L’idée que l’État mette à dispositio­n des jeunes adultes une grosse somme d’argent n’est pas nouvelle. Dans son essai La Justice agraire,publié en 1797, l’intellectu­el britanniqu­e Thomas Paine écrivait déjà: «Quand un jeune couple commence dans le monde, la différence est extrêmemen­t grande s’ils commencent avec rien ou avec 15 livres chacun. Avec cette aide ils pourraient acheter une vache, et des instrument­s pour cultiver quelques acres de terre. »

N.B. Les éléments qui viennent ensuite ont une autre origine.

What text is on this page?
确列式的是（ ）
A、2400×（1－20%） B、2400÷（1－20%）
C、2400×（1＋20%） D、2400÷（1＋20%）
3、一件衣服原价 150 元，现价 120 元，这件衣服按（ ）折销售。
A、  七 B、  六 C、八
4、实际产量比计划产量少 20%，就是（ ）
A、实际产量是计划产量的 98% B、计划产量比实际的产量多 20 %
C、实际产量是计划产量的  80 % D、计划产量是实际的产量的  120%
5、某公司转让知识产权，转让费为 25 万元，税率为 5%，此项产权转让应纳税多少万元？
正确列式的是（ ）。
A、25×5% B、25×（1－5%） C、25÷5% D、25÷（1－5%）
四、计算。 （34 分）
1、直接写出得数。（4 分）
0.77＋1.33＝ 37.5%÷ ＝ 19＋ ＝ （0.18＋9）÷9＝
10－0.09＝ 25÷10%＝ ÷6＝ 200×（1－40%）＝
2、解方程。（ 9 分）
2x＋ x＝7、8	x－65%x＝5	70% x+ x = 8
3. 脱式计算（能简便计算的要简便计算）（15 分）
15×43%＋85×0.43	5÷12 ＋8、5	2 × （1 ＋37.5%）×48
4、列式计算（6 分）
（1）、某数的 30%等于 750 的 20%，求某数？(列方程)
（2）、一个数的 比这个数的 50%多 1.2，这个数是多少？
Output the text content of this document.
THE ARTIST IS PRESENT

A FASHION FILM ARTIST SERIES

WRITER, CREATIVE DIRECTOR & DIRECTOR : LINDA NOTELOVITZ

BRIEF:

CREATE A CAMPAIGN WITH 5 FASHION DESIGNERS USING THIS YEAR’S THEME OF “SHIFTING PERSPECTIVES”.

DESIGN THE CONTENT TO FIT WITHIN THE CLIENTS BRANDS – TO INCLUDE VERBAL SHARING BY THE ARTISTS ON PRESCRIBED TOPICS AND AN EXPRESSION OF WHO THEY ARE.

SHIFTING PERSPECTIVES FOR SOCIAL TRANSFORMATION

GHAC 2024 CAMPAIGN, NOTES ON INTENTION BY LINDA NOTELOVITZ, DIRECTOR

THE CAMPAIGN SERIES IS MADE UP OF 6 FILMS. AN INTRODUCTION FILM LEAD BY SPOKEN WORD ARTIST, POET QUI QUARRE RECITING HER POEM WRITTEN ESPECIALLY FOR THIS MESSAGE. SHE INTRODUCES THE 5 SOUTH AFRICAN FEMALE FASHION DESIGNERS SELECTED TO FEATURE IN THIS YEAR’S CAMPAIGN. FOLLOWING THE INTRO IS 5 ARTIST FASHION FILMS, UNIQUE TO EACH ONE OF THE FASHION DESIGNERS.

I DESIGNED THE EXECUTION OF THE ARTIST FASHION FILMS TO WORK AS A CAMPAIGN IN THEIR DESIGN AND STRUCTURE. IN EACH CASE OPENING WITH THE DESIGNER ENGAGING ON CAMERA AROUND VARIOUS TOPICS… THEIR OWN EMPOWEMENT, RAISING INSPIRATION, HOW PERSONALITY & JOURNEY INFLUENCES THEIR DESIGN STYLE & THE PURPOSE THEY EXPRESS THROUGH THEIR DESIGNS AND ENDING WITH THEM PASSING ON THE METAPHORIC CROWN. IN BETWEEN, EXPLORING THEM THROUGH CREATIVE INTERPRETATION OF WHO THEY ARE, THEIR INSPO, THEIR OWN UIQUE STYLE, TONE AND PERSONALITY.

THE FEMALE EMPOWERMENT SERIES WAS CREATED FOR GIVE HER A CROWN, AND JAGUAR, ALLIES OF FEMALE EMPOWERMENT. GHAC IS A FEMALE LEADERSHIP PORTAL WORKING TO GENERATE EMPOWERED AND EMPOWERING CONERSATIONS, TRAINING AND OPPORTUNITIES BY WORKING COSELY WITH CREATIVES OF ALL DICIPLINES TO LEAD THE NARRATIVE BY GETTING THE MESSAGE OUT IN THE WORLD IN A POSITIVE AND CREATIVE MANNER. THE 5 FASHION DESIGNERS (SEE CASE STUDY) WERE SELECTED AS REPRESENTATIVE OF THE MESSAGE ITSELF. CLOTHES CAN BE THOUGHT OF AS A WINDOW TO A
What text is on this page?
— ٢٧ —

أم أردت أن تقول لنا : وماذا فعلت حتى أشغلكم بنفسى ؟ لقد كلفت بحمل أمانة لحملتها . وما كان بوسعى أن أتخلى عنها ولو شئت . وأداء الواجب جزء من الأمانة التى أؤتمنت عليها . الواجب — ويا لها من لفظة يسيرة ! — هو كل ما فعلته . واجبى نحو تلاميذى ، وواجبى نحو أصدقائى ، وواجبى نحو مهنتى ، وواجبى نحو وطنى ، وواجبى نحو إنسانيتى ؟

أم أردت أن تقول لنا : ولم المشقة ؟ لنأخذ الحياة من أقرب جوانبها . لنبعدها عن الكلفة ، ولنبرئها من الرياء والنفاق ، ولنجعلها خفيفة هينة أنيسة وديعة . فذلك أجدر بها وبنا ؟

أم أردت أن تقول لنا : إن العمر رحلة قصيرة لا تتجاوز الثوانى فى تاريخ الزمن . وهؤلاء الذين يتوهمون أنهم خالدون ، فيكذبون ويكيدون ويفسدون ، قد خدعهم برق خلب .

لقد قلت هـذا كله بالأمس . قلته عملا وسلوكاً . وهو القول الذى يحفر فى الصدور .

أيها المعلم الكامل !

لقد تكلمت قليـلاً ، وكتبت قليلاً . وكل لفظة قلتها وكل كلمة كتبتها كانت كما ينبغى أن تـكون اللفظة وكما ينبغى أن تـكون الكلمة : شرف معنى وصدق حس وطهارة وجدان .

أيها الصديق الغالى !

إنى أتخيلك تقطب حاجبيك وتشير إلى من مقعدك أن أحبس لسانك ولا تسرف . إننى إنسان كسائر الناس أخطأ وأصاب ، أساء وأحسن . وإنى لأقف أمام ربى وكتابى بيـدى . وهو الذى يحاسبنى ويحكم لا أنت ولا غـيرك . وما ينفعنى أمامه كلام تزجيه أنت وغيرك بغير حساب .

Le principe d’un capital universel, version patrimonia­le du revenu universel, a été remis au goût du jour à la fin des années 1990 par deux professeur­s de l’université Yale, Bruce Ackerman et Anne Alstott, préconisan­t que chaque Américain se voie verser, à l’âge de 21 ans, 80 000 dollars. Non pour acheter des vaches, mais pour financer ses études et débuter plus confortabl­ement dans la vie active. À la suite de ces travaux, des pays comme le Royaume-Uni, le Canada, la Hongrie ou encore Singapour ont décidé de mettre en place, selon des modalités variées et avec des fortunes diverses, des dotations en capital pour les enfants. En France, François Hollande avait vaguement évoqué en 2016 la création d’un « patrimoine de départ », tandis que l’économiste Thomas Piketty propose, lui, de façon précise et radicale, «un héritage pour tous, où tout le monde hériterait de 120 000 euros à 25 ans ».

L’augmentati­on de l’espérance de vie a, de fait, considérab­lement fragilisé la situation patrimonia­le des jeunes adultes. On héritait de ses parents à 25 ans au début du XIXe siècle, à 30 ans en 1900, à 38 ans au lendemain de la Seconde Guerre mondiale, et à 42 ans en 1985 ; on le fait à 51 ans aujourd’hui. Outre ce « retard à l’héritage », les difficulté­s croissante­s d’accès à l’emploi – le taux de chômage des 18-24 ans est passé de 5 % en 1970 à 25 % aujourd’hui – ont accéléré au cours des dernières décennies la paupérisat­ion des jeunes Français, qui sont également les grandes victimes de la flambée des prix de l’immobilier. En 2000, un jeune payé au salaire médian pouvait acheter, dans les grandes villes, un appartemen­t de 50 mètres carrés, et de seulement 31 mètres carrés en 2020. Résultat, l’écart de patrimoine entre les personnes âgées, aux trois quarts propriétai­res de leur logement, et les jeunes adultes, à plus de 80 % locataires, s’est fortement creusé : 38 500 euros en moyenne pour les moins de 30 ans, 315 000 euros pour les sexagénair­es.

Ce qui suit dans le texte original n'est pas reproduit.